Fraser Watts

Personal information
- Full name: David Fraser Watts
- Born: 5 June 1979 (age 47) King's Lynn, Norfolk, England
- Batting: Right-handed
- Bowling: Right-arm medium
- Role: Batsman

International information
- National side: Scotland;
- ODI debut (cap 26): 6 August 2006 v Netherlands
- Last ODI: 28 August 2009 v Australia
- ODI shirt no.: 12

Career statistics
| Competition | ODI | T20I | FC | LA |
| Matches | 36 | 11 | 21 | 137 |
| Runs scored | 974 | 137 | 942 | 2,732 |
| Batting average | 28.64 | 15.22 | 28.54 | 22.39 |
| 100s/50s | 1/9 | 0/0 | 2/4 | 1/15 |
| Top score | 101 | 46 | 146 | 101 |
| Catches/stumpings | 7/– | 6/– | 13/– | 26/– |
- Source: CricketArchive, 10 December 2022

= Fraser Watts =

Scotland international cricketer

Fraser Watts (born 5 June 1979) is a Scottish cricketer. He is a right-handed batsman. He began his cricket career playing for Carlton Cricket Club in Edinburgh. He demonstrated significant potential early on and when aged 16 won a sports scholarship to Durham School where he completed the last 2 years of his education. Watts has returned to play for Carlton, following a stint at Greenock, in the SNCL and also enjoyed a stint as the opening batsman for the Scottish national team. He was part of the Scottish team that travelled to the West Indies for the Cricket World Cup in 2007. He played in two of their group games but had to pull out of their final game at the last minute due to a groin strain on the morning of the match.

He was educated at South Morningside Primary, Boroughmuir High School, Durham School and then Loughborough University.

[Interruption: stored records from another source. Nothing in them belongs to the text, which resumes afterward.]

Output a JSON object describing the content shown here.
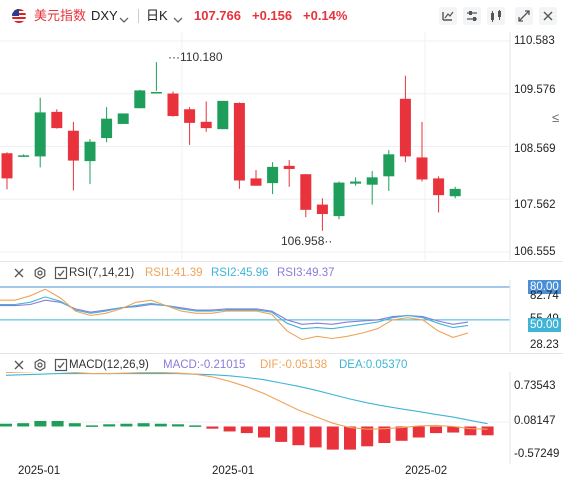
{
  "header": {
    "name": "美元指数",
    "code": "DXY",
    "period": "日K",
    "price": "107.766",
    "change": "+0.156",
    "change_pct": "+0.14%",
    "colors": {
      "up": "#e8323c",
      "down": "#1e9e5a"
    }
  },
  "toolbar": {
    "icons": [
      "candle-type-icon",
      "indicator-settings-icon",
      "drawing-tool-icon",
      "fullscreen-icon",
      "close-icon"
    ]
  },
  "main_chart": {
    "price_axis_labels": [
      "110.583",
      "109.576",
      "108.569",
      "107.562",
      "106.555"
    ],
    "high_label": "110.180",
    "low_label": "106.958",
    "collapse_glyph": "≤",
    "candles": [
      {
        "o": 108.44,
        "h": 108.46,
        "l": 107.75,
        "c": 107.96
      },
      {
        "o": 108.4,
        "h": 108.42,
        "l": 108.38,
        "c": 108.4
      },
      {
        "o": 108.38,
        "h": 109.5,
        "l": 108.17,
        "c": 109.22
      },
      {
        "o": 109.23,
        "h": 109.28,
        "l": 108.91,
        "c": 108.92
      },
      {
        "o": 108.87,
        "h": 109.04,
        "l": 107.73,
        "c": 108.3
      },
      {
        "o": 108.29,
        "h": 108.71,
        "l": 107.85,
        "c": 108.66
      },
      {
        "o": 108.73,
        "h": 109.32,
        "l": 108.65,
        "c": 109.1
      },
      {
        "o": 109.0,
        "h": 109.2,
        "l": 109.0,
        "c": 109.2
      },
      {
        "o": 109.3,
        "h": 109.65,
        "l": 109.3,
        "c": 109.64
      },
      {
        "o": 109.6,
        "h": 110.18,
        "l": 109.63,
        "c": 109.61
      },
      {
        "o": 109.58,
        "h": 109.62,
        "l": 109.14,
        "c": 109.15
      },
      {
        "o": 109.28,
        "h": 109.32,
        "l": 108.6,
        "c": 109.02
      },
      {
        "o": 109.04,
        "h": 109.43,
        "l": 108.85,
        "c": 108.92
      },
      {
        "o": 108.9,
        "h": 109.44,
        "l": 108.9,
        "c": 109.44
      },
      {
        "o": 109.4,
        "h": 109.41,
        "l": 107.76,
        "c": 107.92
      },
      {
        "o": 107.96,
        "h": 108.12,
        "l": 107.82,
        "c": 107.82
      },
      {
        "o": 107.87,
        "h": 108.27,
        "l": 107.66,
        "c": 108.18
      },
      {
        "o": 108.2,
        "h": 108.31,
        "l": 107.8,
        "c": 108.14
      },
      {
        "o": 108.04,
        "h": 108.04,
        "l": 107.22,
        "c": 107.36
      },
      {
        "o": 107.46,
        "h": 107.58,
        "l": 106.96,
        "c": 107.28
      },
      {
        "o": 107.24,
        "h": 107.9,
        "l": 107.18,
        "c": 107.88
      },
      {
        "o": 107.86,
        "h": 107.98,
        "l": 107.82,
        "c": 107.9
      },
      {
        "o": 107.84,
        "h": 108.1,
        "l": 107.46,
        "c": 107.98
      },
      {
        "o": 108.0,
        "h": 108.5,
        "l": 107.72,
        "c": 108.42
      },
      {
        "o": 109.48,
        "h": 109.92,
        "l": 108.27,
        "c": 108.38
      },
      {
        "o": 108.36,
        "h": 109.04,
        "l": 107.9,
        "c": 107.94
      },
      {
        "o": 107.96,
        "h": 108.0,
        "l": 107.31,
        "c": 107.64
      },
      {
        "o": 107.62,
        "h": 107.8,
        "l": 107.58,
        "c": 107.76
      }
    ]
  },
  "rsi_panel": {
    "title": "RSI(7,14,21)",
    "rsi1": "RSI1:41.39",
    "rsi2": "RSI2:45.96",
    "rsi3": "RSI3:49.37",
    "axis_labels": [
      "80.00",
      "82.74",
      "55.49",
      "50.00",
      "28.23"
    ],
    "series_rsi1": [
      68,
      68,
      72,
      78,
      70,
      58,
      54,
      56,
      60,
      66,
      68,
      63,
      58,
      56,
      56,
      58,
      58,
      58,
      55,
      40,
      32,
      35,
      33,
      35,
      38,
      42,
      50,
      52,
      50,
      40,
      34,
      38
    ],
    "series_rsi2": [
      64,
      64,
      66,
      71,
      67,
      59,
      56,
      58,
      61,
      63,
      65,
      63,
      60,
      58,
      58,
      59,
      59,
      59,
      57,
      47,
      42,
      43,
      42,
      44,
      46,
      48,
      52,
      54,
      52,
      47,
      43,
      45
    ],
    "series_rsi3": [
      63,
      63,
      64,
      68,
      66,
      60,
      57,
      59,
      61,
      62,
      64,
      63,
      61,
      59,
      59,
      60,
      60,
      60,
      58,
      50,
      46,
      47,
      46,
      48,
      49,
      50,
      53,
      54,
      53,
      49,
      46,
      48
    ]
  },
  "macd_panel": {
    "title": "MACD(12,26,9)",
    "macd": "MACD:-0.21015",
    "dif": "DIF:-0.05138",
    "dea": "DEA:0.05370",
    "axis_labels": [
      "0.73543",
      "0.08147",
      "-0.57249"
    ],
    "hist": [
      0.05,
      0.06,
      0.1,
      0.1,
      0.06,
      0.02,
      0.04,
      0.05,
      0.06,
      0.05,
      0.04,
      0.02,
      -0.04,
      -0.09,
      -0.12,
      -0.2,
      -0.28,
      -0.34,
      -0.38,
      -0.42,
      -0.42,
      -0.36,
      -0.3,
      -0.26,
      -0.2,
      -0.12,
      -0.11,
      -0.16,
      -0.16
    ],
    "dif_series": [
      0.98,
      0.99,
      1.0,
      1.0,
      0.98,
      0.96,
      0.96,
      0.97,
      0.98,
      0.98,
      0.97,
      0.95,
      0.9,
      0.82,
      0.72,
      0.6,
      0.45,
      0.3,
      0.18,
      0.06,
      -0.02,
      -0.05,
      -0.04,
      -0.02,
      0.01,
      0.02,
      0.0,
      -0.04,
      -0.05
    ],
    "dea_series": [
      0.93,
      0.94,
      0.95,
      0.96,
      0.96,
      0.96,
      0.96,
      0.96,
      0.96,
      0.96,
      0.96,
      0.95,
      0.94,
      0.92,
      0.89,
      0.85,
      0.79,
      0.73,
      0.66,
      0.58,
      0.5,
      0.43,
      0.37,
      0.32,
      0.27,
      0.22,
      0.17,
      0.11,
      0.05
    ]
  },
  "x_axis": {
    "labels": [
      "2025-01",
      "2025-01",
      "2025-02"
    ]
  }
}
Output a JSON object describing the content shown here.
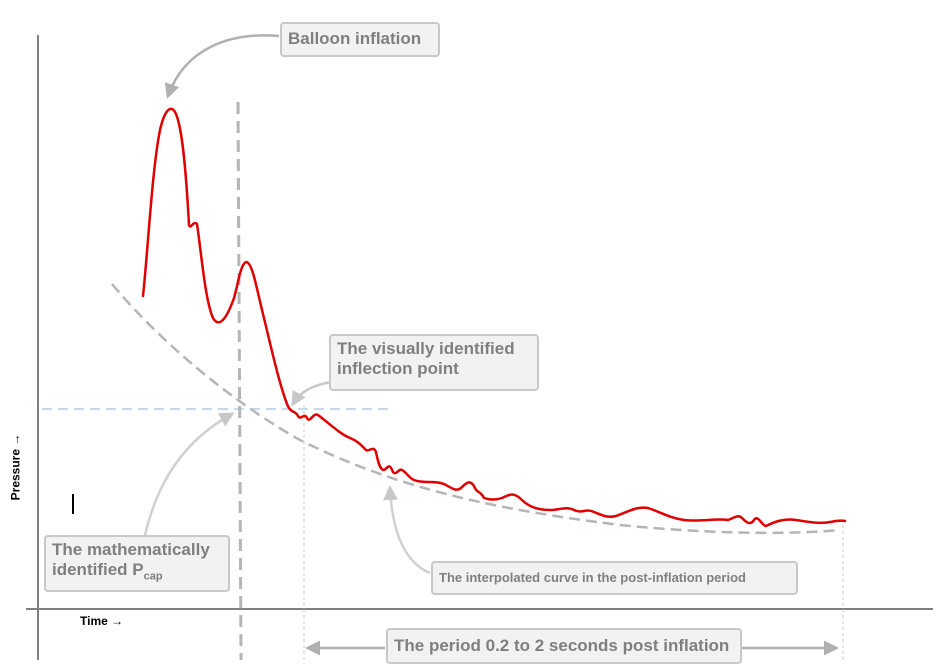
{
  "axes": {
    "x_label": "Time",
    "y_label": "Pressure",
    "arrow": "→"
  },
  "callouts": {
    "balloon": "Balloon inflation",
    "inflection_line1": "The visually identified",
    "inflection_line2": "inflection point",
    "pcap_line1": "The mathematically",
    "pcap_line2_main": "identified P",
    "pcap_line2_sub": "cap",
    "interpolated": "The interpolated curve in the post-inflation period",
    "period": "The period 0.2 to 2 seconds post inflation"
  },
  "colors": {
    "pressure_curve": "#e00000",
    "dashed_curve": "#b5b5b5",
    "horizontal_guide": "#c5d9ea",
    "axis": "#808080",
    "callout_text": "#7f7f7f"
  }
}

As a batsman, Watts is renowned for his flowing locks and cover drives. Formerly a seam bowler, he once removed Dan Marsh twice during a six wicket haul against Leicestershire CCC whilst playing for Loughborough University; however he has since failed to get a bowl for any of his club sides in Scotland.

Watts was voted 24th most eligible bachelor in Scotland in a Scotland on Sunday special feature in 2006.

In 2013, Fraser announced his retirement from International Cricket. Since his retirement from international cricket, Fraser has continued to turn out at club level for Carlton Cricket Club.

Apart from cricket he enjoys many other sports, including golf and football.